Let our Happy Dog Customer Service Team advise you, if you're not sure which is the best food for your dog. Our experts will be happy to advise you on all your questions.

The first meal in the new home

When giving a dog his first feed, or even when changing a dog’s food, it is a good idea to take things slowly. Because moving to a new home is every bit as exciting for your new puppy as it is for you. New surroundings, new smells, being separated from its mother and siblings – all these new experiences and stimuli can upset a young puppy’s stomach. To avoid placing even more stress on the tiny animal’s body, it’s a good idea to offer the puppy a small bowl of fresh water straight away but wait until it has been in its new home for a few hours before offering any food. By the way, there’s absolutely nothing to worry about if the puppy doesn’t seem keen to eat immediately. Its appetite will usually return by the following day, once the initial excitement has worn off. 

Dry food for puppies

Dry or wet food – which is best?

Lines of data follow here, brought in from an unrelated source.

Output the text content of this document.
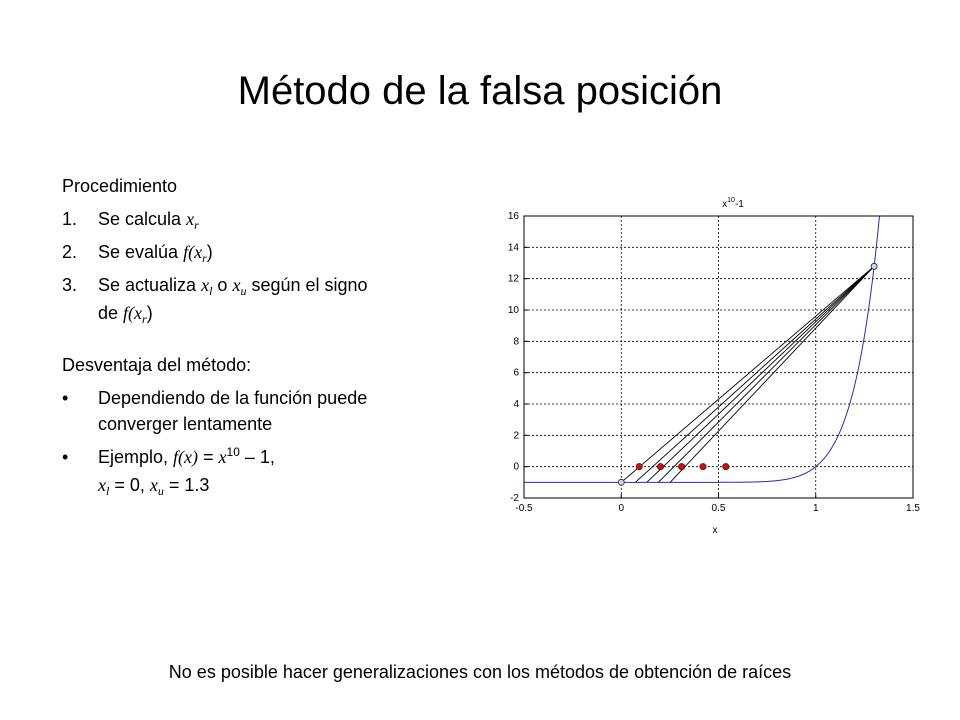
Método de la falsa posición
Procedimiento
1. Se calcula $x_r$
2. Se evalúa $f(x_r)$
3. Se actualiza $x_l$ o $x_u$ según el signo
de $f(x_r)$
Desventaja del método:
• Dependiendo de la función puede
converger lentamente
• Ejemplo, $f(x) = x^{10} - 1$,
$x_l = 0$, $x_u = 1.3$
$x^{10}-1$
x
-0.5	0	0.5	1	1.5
-2
0
2
4
6
8
10
12
14
16
No es posible hacer generalizaciones con los métodos de obtención de raíces
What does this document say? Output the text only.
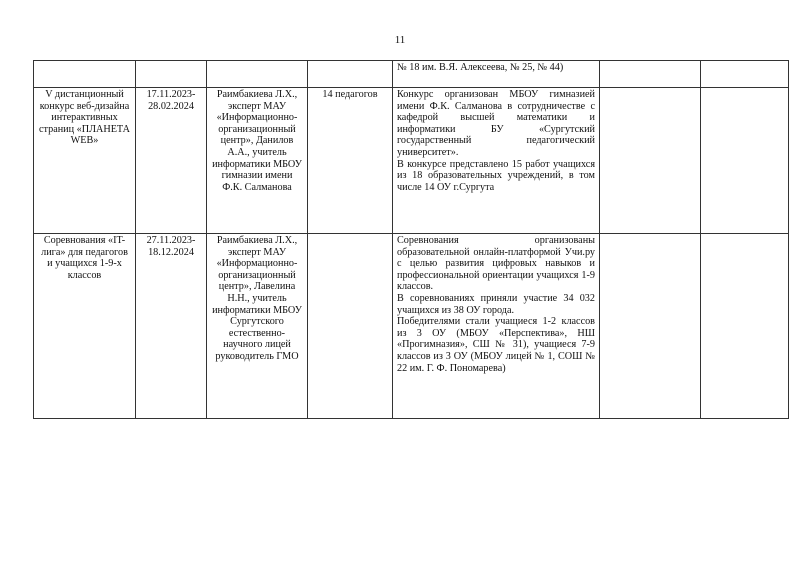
11
				№ 18 им. В.Я. Алексеева, № 25, № 44)		
V дистанционный конкурс веб-дизайна интерактивных страниц «ПЛАНЕТА WEB»	17.11.2023-28.02.2024	Раимбакиева Л.Х., эксперт МАУ «Информационно-организационный центр», Данилов А.А., учитель информатики МБОУ гимназии имени Ф.К. Салманова	14 педагогов	Конкурс организован МБОУ гимназией имени Ф.К. Салманова в сотрудничестве с кафедрой высшей математики и информатики БУ «Сургутский государственный педагогический университет».
В конкурсе представлено 15 работ учащихся из 18 образовательных учреждений, в том числе 14 ОУ г.Сургута		

Соревнования «IT-лига» для педагогов и учащихся 1-9-х классов	27.11.2023-18.12.2024	Раимбакиева Л.Х., эксперт МАУ «Информационно-организационный центр», Лавелина Н.Н., учитель информатики МБОУ Сургутского естественно-научного лицей руководитель ГМО		Соревнования организованы образовательной онлайн-платформой Учи.ру с целью развития цифровых навыков и профессиональной ориентации учащихся 1-9 классов.
В соревнованиях приняли участие 34 032 учащихся из 38 ОУ города.
Победителями стали учащиеся 1-2 классов из 3 ОУ (МБОУ «Перспектива», НШ «Прогимназия», СШ № 31), учащиеся 7-9 классов из 3 ОУ (МБОУ лицей № 1, СОШ № 22 им. Г. Ф. Пономарева)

This is a question many dog owners ask themselves. In fact, neither type of food can be described as essentially “better” than the other. The most important thing for your dog is getting a product which has been certified as a “complete food”. Because only this type of food is guaranteed to provide your puppy with all the minerals, nutrients and vitamins it needs.  

Dry food also offers certain practical advantages over wet food. Vigorous chewing strengthens the gums. And it is more hygienic that wet food, in that it can stay in the dog’s bowl longer without ‘going off’ in warm weather. It is also easier to dispose of. Even when the packet has been opened, dry food has a comparable shelf life. And with no empty cans to dispose of every day, it is clearly better for the environment. Dry food also has a higher energy content, which means less is needed, making it a relatively cheap option.  

If dry food is the preferred choice, you must make sure your pet is getting enough fluid by making fresh water available at all times. The best way to encourage your dog to drink is by putting out several drinking bowls in different parts of the house.